National Post

Ontario speeds up alcohol sales plan

- ALLISON JONES

TORONTO • Ontario Premier Doug Ford’s government is rushing to get readyto-drink cocktails on grocery store shelves amid a strike at the province’s main liquor retailer that has focused on that very issue.

Finance Minister Peter Bethlenfal­vy announced Monday that grocery stores that are already licensed to sell beer and wine can start ordering the premixed cocktails, as well as large packs of beer, to sell starting on Thursday — sooner than the planned Aug. 1 launch of that step.
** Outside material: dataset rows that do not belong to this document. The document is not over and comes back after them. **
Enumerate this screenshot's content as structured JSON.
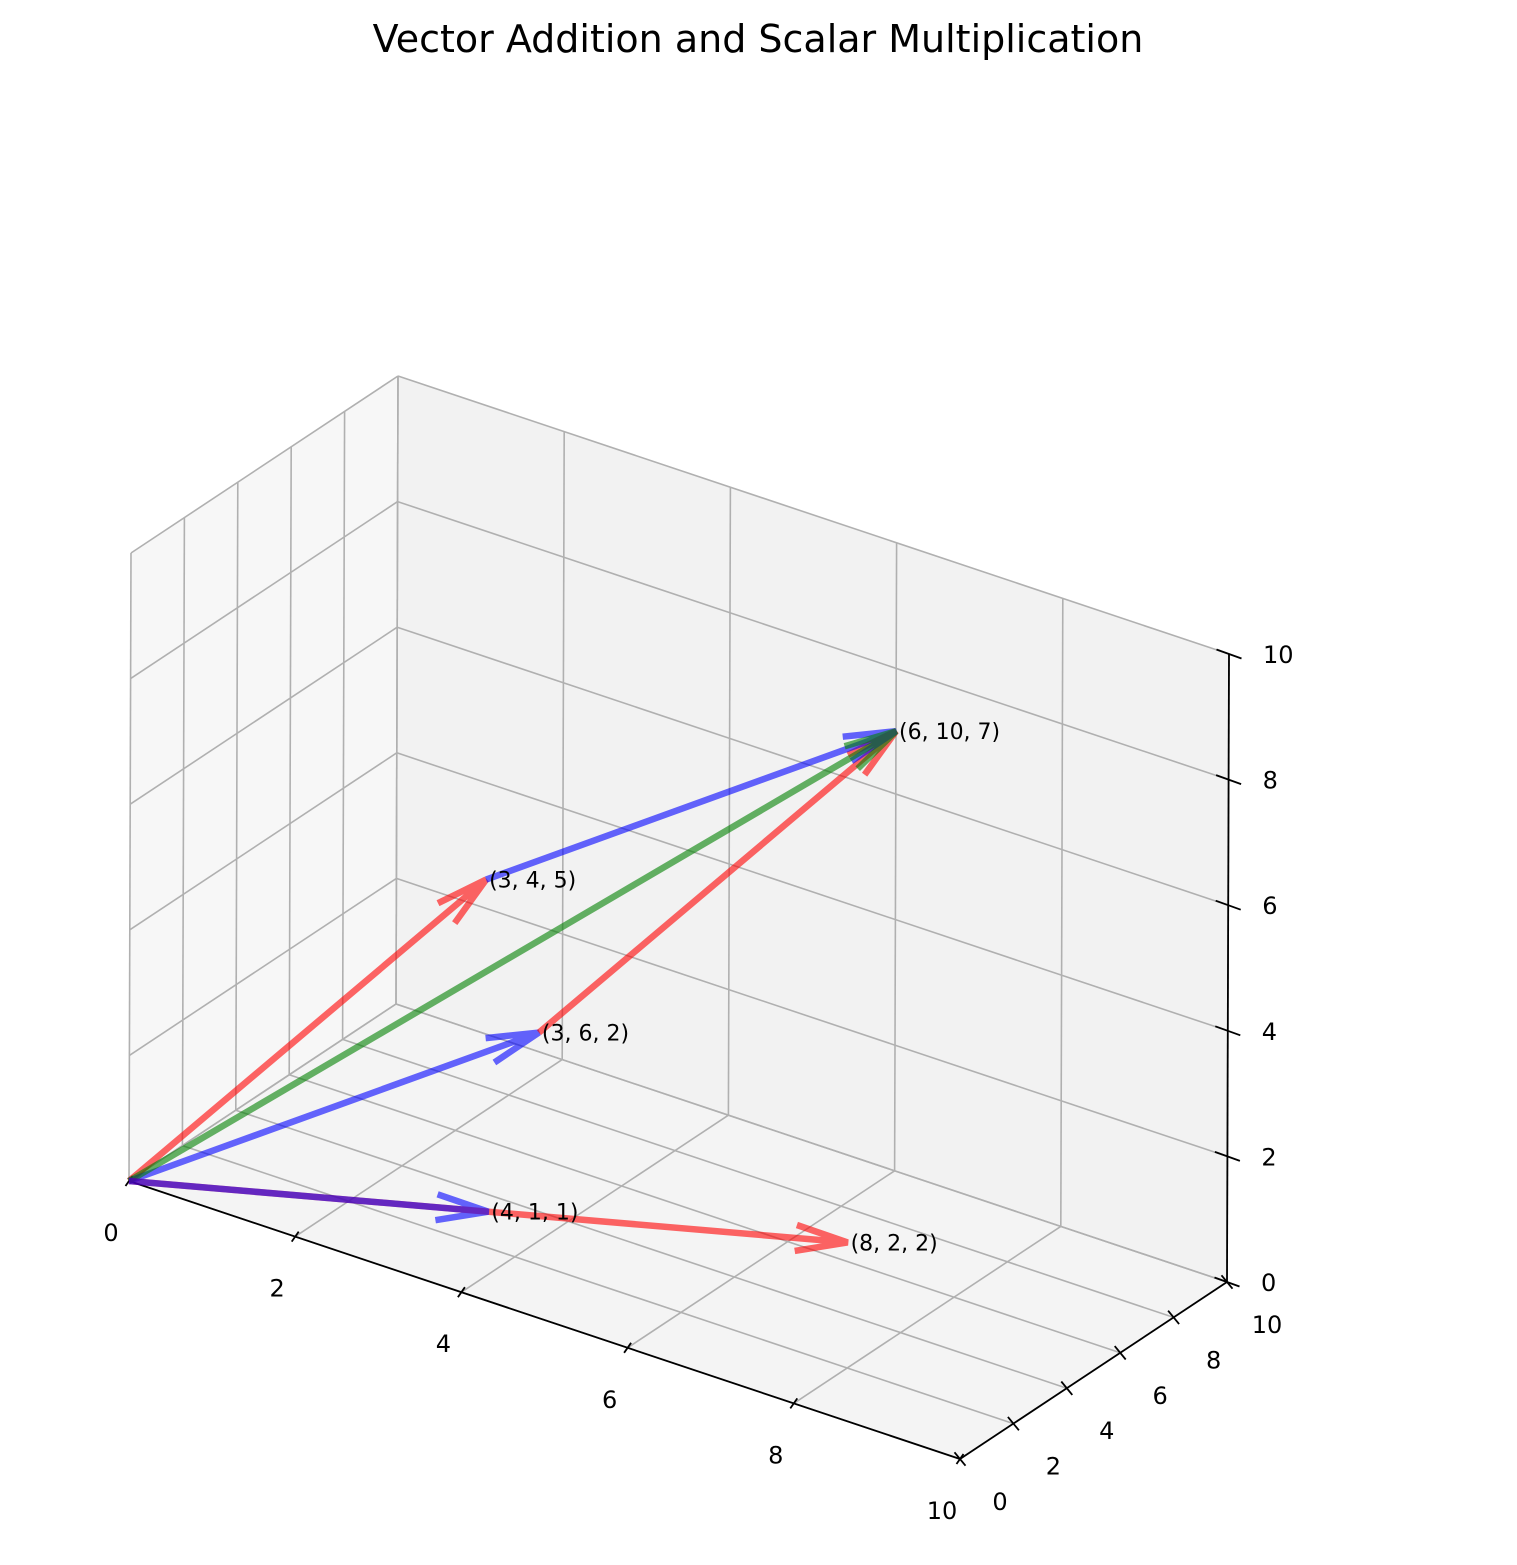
{
  "chart_data": {
    "type": "vector-3d",
    "title": "Vector Addition and Scalar Multiplication",
    "xlabel": "",
    "ylabel": "",
    "zlabel": "",
    "xlim": [
      0,
      10
    ],
    "ylim": [
      0,
      10
    ],
    "zlim": [
      0,
      10
    ],
    "xticks": [
      "0",
      "2",
      "4",
      "6",
      "8",
      "10"
    ],
    "yticks": [
      "0",
      "2",
      "4",
      "6",
      "8",
      "10"
    ],
    "zticks": [
      "0",
      "2",
      "4",
      "6",
      "8",
      "10"
    ],
    "grid": true,
    "vectors": [
      {
        "id": "v1",
        "origin": [
          0,
          0,
          0
        ],
        "end": [
          3,
          4,
          5
        ],
        "color": "#ff0000"
      },
      {
        "id": "v2",
        "origin": [
          0,
          0,
          0
        ],
        "end": [
          3,
          6,
          2
        ],
        "color": "#0000ff"
      },
      {
        "id": "v3",
        "origin": [
          3,
          6,
          2
        ],
        "end": [
          6,
          10,
          7
        ],
        "color": "#ff0000"
      },
      {
        "id": "v4",
        "origin": [
          3,
          4,
          5
        ],
        "end": [
          6,
          10,
          7
        ],
        "color": "#0000ff"
      },
      {
        "id": "v5",
        "origin": [
          0,
          0,
          0
        ],
        "end": [
          6,
          10,
          7
        ],
        "color": "#008000"
      },
      {
        "id": "v6",
        "origin": [
          0,
          0,
          0
        ],
        "end": [
          8,
          2,
          2
        ],
        "color": "#ff0000"
      },
      {
        "id": "v7",
        "origin": [
          0,
          0,
          0
        ],
        "end": [
          4,
          1,
          1
        ],
        "color": "#0000ff"
      }
    ],
    "annotations": [
      {
        "text": "(3, 4, 5)",
        "at": [
          3,
          4,
          5
        ]
      },
      {
        "text": "(3, 6, 2)",
        "at": [
          3,
          6,
          2
        ]
      },
      {
        "text": "(6, 10, 7)",
        "at": [
          6,
          10,
          7
        ]
      },
      {
        "text": "(4, 1, 1)",
        "at": [
          4,
          1,
          1
        ]
      },
      {
        "text": "(8, 2, 2)",
        "at": [
          8,
          2,
          2
        ]
      }
    ]
  }
}
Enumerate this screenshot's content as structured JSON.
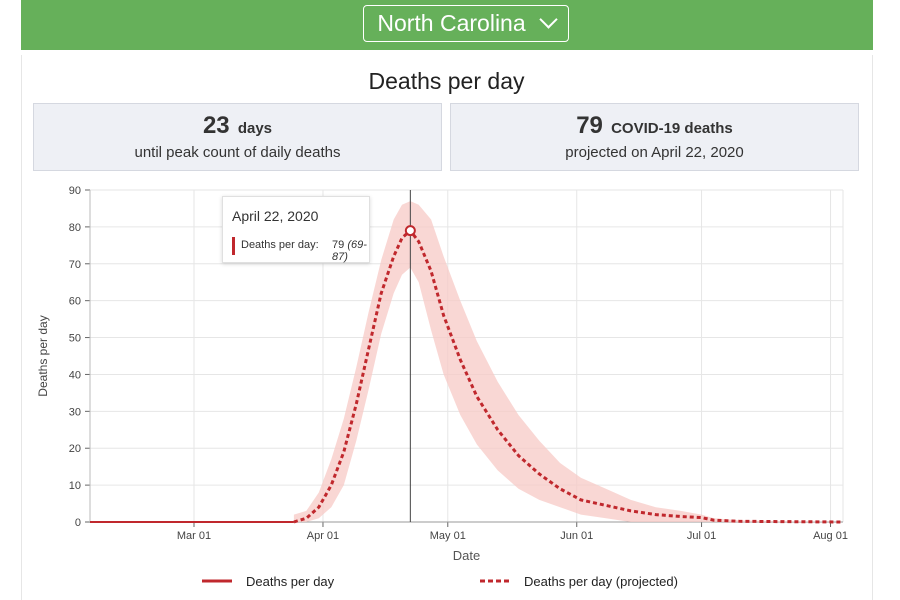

“Our government is keeping our promise to give people in Ontario choice and convenienc­e while supporting Ontario-made beverage producers across the province, including the Ontario businesses that produce more than 80 per cent of the ready-to-drink beverages sold here in our province,” Bethlenfal­vy wrote in a statement.

The sped-up move is part of an already fast-tracked plan to expand alcohol sales in the province. Ford’s previous plan was to get beer, wine and ready-to-drink cocktails in convenienc­e stores and all grocery stores by 2026, but in May he announced that would instead happen this year.

Leadership at the Ontario Public Service Employees Union, whose approximat­ely 10,000 workers at the Liquor Control Board of Ontario walked off the job July 5, has said wages are not the main issue in the labour dispute, rather it is the expanded sale of ready-to-drink cocktails.

Previous rounds of alcohol market expansion in Ontario have kept spirits sales in the hands of the LCBO, and OPSEU worries undoing that will threaten the LCBO and union jobs.

Getting ready-to-drink beverages in grocery stores even sooner is an attempt to undercut the LCBO and amounts to interferin­g in bargaining, said OPSEU president JP Hornick.

“Ford is clearly trying to deliver on a promise he made to prospectiv­e corporate donors from the convenienc­e and grocery industries during the elections,” Hornick wrote in a statement.

“Doug Ford should stop playing politics with the lives of our members and taxpayers’ money.”

Ford has denied he is trying to dismantle or privatize the LCBO and government officials have noted that LCBO revenues have increased through previous rounds of alcohol sales expansions.

Bethlenfal­vy has directed the Crown corporatio­n to showcase and promote Ontario beer, wine, spirits and ciders as part of the expansion, and he has said it will still have an important role as a wholesaler.

Ford last week firmly ruled out a reversal on the ready-to-drink expansion.

The 450 grocery stores across the province that are already licensed to sell beer, wine and ciders can begin placing orders for the coolers and seltzers on Thursday and can sell the beverages as soon as they receive them.